Entre dans la joie de ton maître.
TRENTE-TROISIEME DIMANCHE ORDINAIRE (A)
Évangile de Jésus Christ selon saint Matthieu 25, 14-30
Jésus parlait à ses disciples de sa venue. Il disait cette parabole : «Un homme, qui partait en voyage, appela ses serviteurs et leur confia ses biens. A l'un il donna une somme de cinq talents, à un autre deux talents, au troisième un seul, à chacun selon ses capacités. Puis il partit.
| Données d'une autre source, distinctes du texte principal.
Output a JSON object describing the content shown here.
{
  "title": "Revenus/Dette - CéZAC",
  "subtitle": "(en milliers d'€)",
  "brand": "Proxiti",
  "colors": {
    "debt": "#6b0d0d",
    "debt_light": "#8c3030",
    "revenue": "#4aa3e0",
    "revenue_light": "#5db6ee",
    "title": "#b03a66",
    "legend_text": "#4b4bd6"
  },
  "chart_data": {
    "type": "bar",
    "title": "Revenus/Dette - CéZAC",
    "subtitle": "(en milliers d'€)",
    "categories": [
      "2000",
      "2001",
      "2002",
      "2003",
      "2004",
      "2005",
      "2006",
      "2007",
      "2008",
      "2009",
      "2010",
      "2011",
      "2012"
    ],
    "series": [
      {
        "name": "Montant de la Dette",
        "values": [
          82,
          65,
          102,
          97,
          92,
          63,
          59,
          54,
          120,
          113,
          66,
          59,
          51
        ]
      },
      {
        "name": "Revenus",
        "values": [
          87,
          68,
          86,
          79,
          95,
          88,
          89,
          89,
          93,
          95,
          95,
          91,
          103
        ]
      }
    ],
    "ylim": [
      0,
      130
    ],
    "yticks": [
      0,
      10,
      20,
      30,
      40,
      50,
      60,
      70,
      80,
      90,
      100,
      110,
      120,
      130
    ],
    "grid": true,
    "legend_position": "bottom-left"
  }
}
Aussitôt celui qui avait reçu cinq talents s'occupa de les faire valoir et en gagna cinq autres. De même celui qui avait reçu deux talents en gagna deux autres. Mais celui qui n'en avait reçu qu'un creusa la terre et enfouit l'argent de son maître.
Longtemps après, leur maître revient et il leur demande des comptes. Celui qui avait reçu les cinq talents s'avança en apportant cinq autres talents et dit : 'Maître, tu m'as confié cinq talents ; voilà, j'en ai gagné cinq autres. - Très bien, serviteur bon et fidèle, tu as été fidèle en peu de choses, je t'en confierai beaucoup ; entre dans la joie de ton maître.' Celui qui avait reçu deux talents s'avança ensuite et dit : 'Maître, tu m'as confié deux talents ; voilà, j'en ai gagné deux autres. - Très bien, serviteur bon et fidèle, tu as été fidèle en peu de choses, je t'en confierai beaucoup ; entre dans la joie de ton maître.' Celui qui avait reçu un seul talent s'avança ensuite et dit : 'Maître, je savais que tu es un homme dur ; tu moissonnes là où tu n'as pas semé, tu ramasses là où tu n'as pas répandu le grain. J'ai eu peur, et je suis allé enfouir ton talent dans la terre. Le voici. Tu as ce qui t'appartient.' Son maître lui répliqua : 'Serviteur mauvais et paresseux, tu savais que je moissonne là où je n'ai pas semé, que je ramasse le grain là où je ne l'ai pas répandu. Alors il fallait placer mon argent à la banque ; et à mon retour, je l'aurais retrouvé avec les intérêts. Enlevez lui donc son talent et donnez-le à celui qui en a dix. Car celui qui a, on lui donnera, et il sera dans l'abondance. Mais celui qui n'a rien, on lui enlèvera même ce qu'il a. Quant à ce serviteur bon à rien, jetez-le dehors dans les ténèbres : là il y aura des pleurs et des grincements de dents.»
oOo
La fin du monde
Les trois derniers dimanches de l’année liturgique (celui-ci est l’avant-dernier) nous invitent à nous situer à la fin des temps. Dans les évangiles, cette perspective de la fin des temps est reliée à la perspective du Retour du Christ (ce qu’on appelle la parousie) et du Jugement dernier. Trois paraboles, donc, en saint Matthieu, évoquent ce dernier jour du monde. La première, c'est la parabole des jeunes filles sages et des folles. Dimanche prochain, ce sera la grande fresque du jugement de toute l’humanité. Aujourd’hui, dans la même perspective, nous entendons la parabole du maître qui s’est absenté longtemps en confiant des talents à ses serviteurs et qui, à son retour, leur demande des comptes. Ces trois paraboles ont une seule chose en commun : un jugement, des hommes qui sont accueillis et d’autres à qui le maître déclare : « Je ne vous connais pas » et qu’il rejette. Trois paraboles, auxquelles on pourrait donner des titres : « veillez », « travaillez », et « aimez ». Il nous faut donc, à l’écoute de ces instructions, nous situer personnellement. Où en sommes-nous ?
Dieu absent ?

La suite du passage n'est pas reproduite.